Börek – forget the diet

6 ******

The good news about eating börek whilst in Turkey is that you can  eat it practically everywhere and it’s always amazing.  A greasy, pastry, salty indulgence that’s a daily temptation to anyone in the country, especially to those on the tired cucumber and sad tomato breakfast thrown in free by cheap hotels.

If you don’t know what it is, loosen your waistband, are you sitting comfortably?

Then I’ll begin.

It’s a savoury pastry eaten for breakfast or lunch which comes filled with various staple Turkish stuffings – white cheese (peynirli börek), minced meat (kiymalı börek) or spinach (ıspanaklı börek).  Then there are three main kinds, one baked in the oven in a huge round tray which looks like a big frittata and only comes with cheese inside (su böreği),   another that is flakier looking and, then,  individual böreks that look like spirals or spring rolls.  Sometimes the latter is deep fried, as if you needed any more calories, and appears on the hot meze menu as cigara börek.

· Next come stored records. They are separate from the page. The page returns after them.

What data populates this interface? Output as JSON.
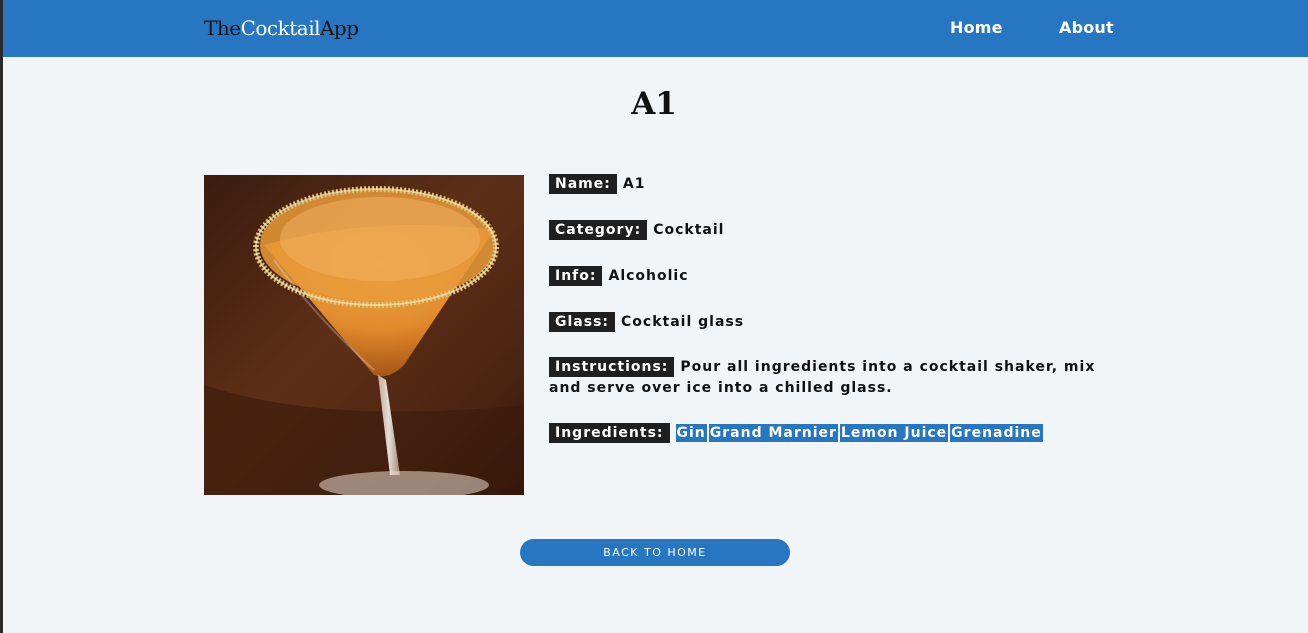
{
  "header": {
    "logo": {
      "part1": "The",
      "part2": "Cocktail",
      "part3": "App"
    },
    "nav": {
      "home": "Home",
      "about": "About"
    }
  },
  "page": {
    "title": "A1"
  },
  "cocktail": {
    "name_label": "Name:",
    "name": "A1",
    "category_label": "Category:",
    "category": "Cocktail",
    "info_label": "Info:",
    "info": "Alcoholic",
    "glass_label": "Glass:",
    "glass": "Cocktail glass",
    "instructions_label": "Instructions:",
    "instructions": "Pour all ingredients into a cocktail shaker, mix and serve over ice into a chilled glass.",
    "ingredients_label": "Ingredients:",
    "ingredients": [
      "Gin",
      "Grand Marnier",
      "Lemon Juice",
      "Grenadine"
    ]
  },
  "actions": {
    "back_label": "back to home"
  },
  "colors": {
    "primary": "#2776c2",
    "label_bg": "#1f1f1f",
    "page_bg": "#f1f5f8"
  }
}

For a basic börek there are special bakeries that sell only this called börekçisi or, sometimes börek ve pide salonu.  You can find these in almost any neighbourhood and so far, I’ve never had a bad one.  You can see them in the window so if it looks good it is.  Ask for a “porsiyon” and you won’t need to eat again ’til dinner time.  Personally I refute the status of the su boreği as the King of Böreks, finding it a bit like slimy pasta, and crown peynirli börek in its place.

Other bakeries can also sell börek.  This is a slightly riskier affair.  Two excellent ones are Ciğdem Pastanesi on Divan Yolu (No 62A) in Sultanhamet which has a great range of individual böreks, the aubergine (patlıcan) is especially good, and Dilim Pastanesi in Küzgüncuk (take a bus or minibus from Üsküdar towards Beylerbeyi, it’s the first village you come to).

If you’ve really become an addict, then you might venture out to Sarıyer (bus or ferry) for an innovation not found anywhere else – Sarıyer Börek (meat börek with currants).  The two most historical Sarıyer Börekcisis vary only in age (the original by the mosque dates from 1895) not menu.  Eat these and you won’t eat ’til tomorrow.